After dinner, Giuseppe pushed back his chair, reached into the refrigerator, and produced a bottle of bright yellow limoncello, the sweet lemon liqueur served chilled after dinner. I felt my stomach warm with anticipation.
He filled my aperitivo glass. “We drink first; then we make the next batch. I know that in America you buy everything, but here we eat and drink what we make ourselves.” Not entirely true, of course, but the thought of making my own limoncello rather than paying twenty-five dollars for a bottle back home did thrill me.
“Don’t forget,” I insisted, “my grandfather did make sausages and soppressata and wine—”
“Yes, yes. But did he ever make limoncello?”
I shook my head.
“So we will make two batches. One for you—the usual way. And then I’ll give you instructions for Martha, with a little less alcohol,” he said roguishly. Elena, Domenico, and Francesca sat back and laughed as Giuseppe bestowed upon me his exacting formula for limoncello.
He took out small lemons from the fruit bowl and counted them out on the table—sixteen in all. “But you can use ten larger ones,” he said. From the cupboard he procured an empty three-liter bottle, a liter of 95 percent grain alcohol, and two bottles of water.
He grasped one of the lemons, and with a serrated steak knife he began peeling a thread of rind so thin that the white pulp was barely visible. “Lightly, lightly,” he instructed. In less than a minute he had peeled off a single long thread of rind.
“Perfetto,” he said, holding it aloft.
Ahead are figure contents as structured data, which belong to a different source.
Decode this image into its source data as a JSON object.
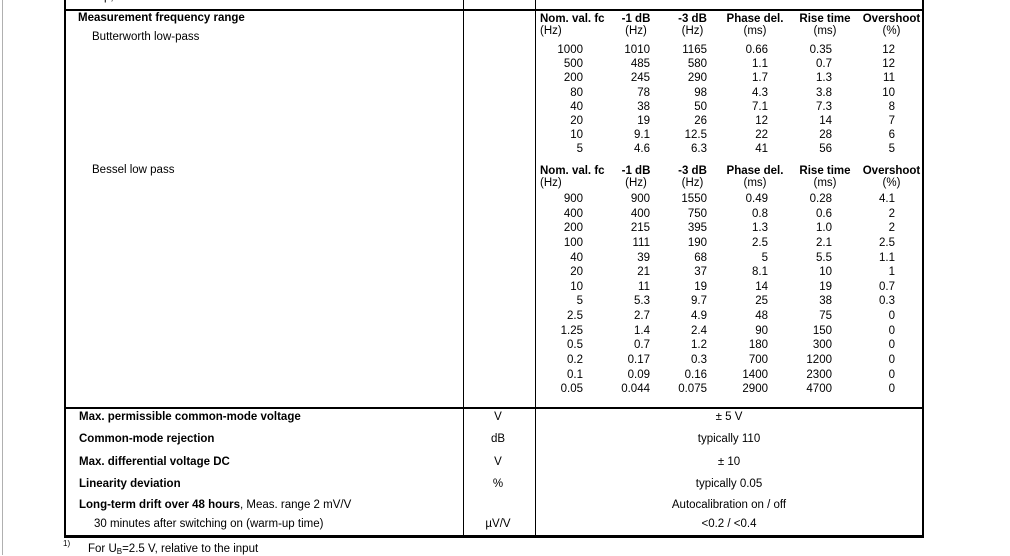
{
  "colors": {
    "text": "#000000",
    "border": "#000000",
    "page_edge": "#b0b0b0",
    "background": "#ffffff"
  },
  "left_column": {
    "section_title": "Measurement frequency range",
    "butterworth_label": "Butterworth low-pass",
    "bessel_label": "Bessel low pass"
  },
  "top_partial_row": {
    "text_remnant": "p,"
  },
  "freq_tables": {
    "headers": [
      "Nom. val. fc",
      "-1 dB",
      "-3 dB",
      "Phase del.",
      "Rise time",
      "Overshoot"
    ],
    "unit_row": [
      "(Hz)",
      "(Hz)",
      "(Hz)",
      "(ms)",
      "(ms)",
      "(%)"
    ],
    "butterworth_rows": [
      [
        "1000",
        "1010",
        "1165",
        "0.66",
        "0.35",
        "12"
      ],
      [
        "500",
        "485",
        "580",
        "1.1",
        "0.7",
        "12"
      ],
      [
        "200",
        "245",
        "290",
        "1.7",
        "1.3",
        "11"
      ],
      [
        "80",
        "78",
        "98",
        "4.3",
        "3.8",
        "10"
      ],
      [
        "40",
        "38",
        "50",
        "7.1",
        "7.3",
        "8"
      ],
      [
        "20",
        "19",
        "26",
        "12",
        "14",
        "7"
      ],
      [
        "10",
        "9.1",
        "12.5",
        "22",
        "28",
        "6"
      ],
      [
        "5",
        "4.6",
        "6.3",
        "41",
        "56",
        "5"
      ]
    ],
    "bessel_rows": [
      [
        "900",
        "900",
        "1550",
        "0.49",
        "0.28",
        "4.1"
      ],
      [
        "400",
        "400",
        "750",
        "0.8",
        "0.6",
        "2"
      ],
      [
        "200",
        "215",
        "395",
        "1.3",
        "1.0",
        "2"
      ],
      [
        "100",
        "111",
        "190",
        "2.5",
        "2.1",
        "2.5"
      ],
      [
        "40",
        "39",
        "68",
        "5",
        "5.5",
        "1.1"
      ],
      [
        "20",
        "21",
        "37",
        "8.1",
        "10",
        "1"
      ],
      [
        "10",
        "11",
        "19",
        "14",
        "19",
        "0.7"
      ],
      [
        "5",
        "5.3",
        "9.7",
        "25",
        "38",
        "0.3"
      ],
      [
        "2.5",
        "2.7",
        "4.9",
        "48",
        "75",
        "0"
      ],
      [
        "1.25",
        "1.4",
        "2.4",
        "90",
        "150",
        "0"
      ],
      [
        "0.5",
        "0.7",
        "1.2",
        "180",
        "300",
        "0"
      ],
      [
        "0.2",
        "0.17",
        "0.3",
        "700",
        "1200",
        "0"
      ],
      [
        "0.1",
        "0.09",
        "0.16",
        "1400",
        "2300",
        "0"
      ],
      [
        "0.05",
        "0.044",
        "0.075",
        "2900",
        "4700",
        "0"
      ]
    ]
  },
  "spec_rows": [
    {
      "label": "Max. permissible common-mode voltage",
      "bold": true,
      "indent": false,
      "unit": "V",
      "value": "± 5 V"
    },
    {
      "label": "Common-mode rejection",
      "bold": true,
      "indent": false,
      "unit": "dB",
      "value": "typically 110"
    },
    {
      "label": "Max. differential voltage DC",
      "bold": true,
      "indent": false,
      "unit": "V",
      "value": "± 10"
    },
    {
      "label": "Linearity deviation",
      "bold": true,
      "indent": false,
      "unit": "%",
      "value": "typically 0.05"
    },
    {
      "label": "Long-term drift over 48 hours",
      "label_suffix": ", Meas. range 2 mV/V",
      "bold": true,
      "indent": false,
      "unit": "",
      "value": "Autocalibration on / off"
    },
    {
      "label": "30 minutes after switching on (warm-up time)",
      "bold": false,
      "indent": true,
      "unit": "µV/V",
      "value": "<0.2 / <0.4"
    }
  ],
  "footnote": {
    "marker": "1)",
    "text_before_sub": "For U",
    "sub": "B",
    "text_after_sub": "=2.5 V, relative to the input"
  }
}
He handed me a knife and a lemon—it was my turn—and I peeled what I thought was a perfectly thin piece of rind.
“Marco, be careful,” Giuseppe said, pointing to the tiniest bit of white pith on the back side of the rind. The pith would make the liqueur too bitter.
I had finished five by the time he peeled his eleventh, which he brandished as another example of a perfect peel. He proceeded to cut the rind into small pieces, stuffed them into an empty liter bottle,
then poured in the grain alcohol. He placed the liter of murky yellow liquid in the refrigerator.
“We’ll let this sit for about twenty days and every two or three days open the bottle and scrape away the pulp that has floated to the top.”
He explained the rest of the process, breaking down the ingredients for my stronger bottle and the less potent one, Martha’s, which would be cut with milk.
So it was that on our first night back in Gimigliano, we ate pesto, a dish from Genoa, and drank limoncello, which comes from the Amalfi coast. When my grandparents lived here, these dishes would have been just as foreign as a burger and fries.
Giuseppe sealed the bottle and gave the top an extra slap. “It will be ready by the time you leave,” he told me. “This will be your goodbye drink.”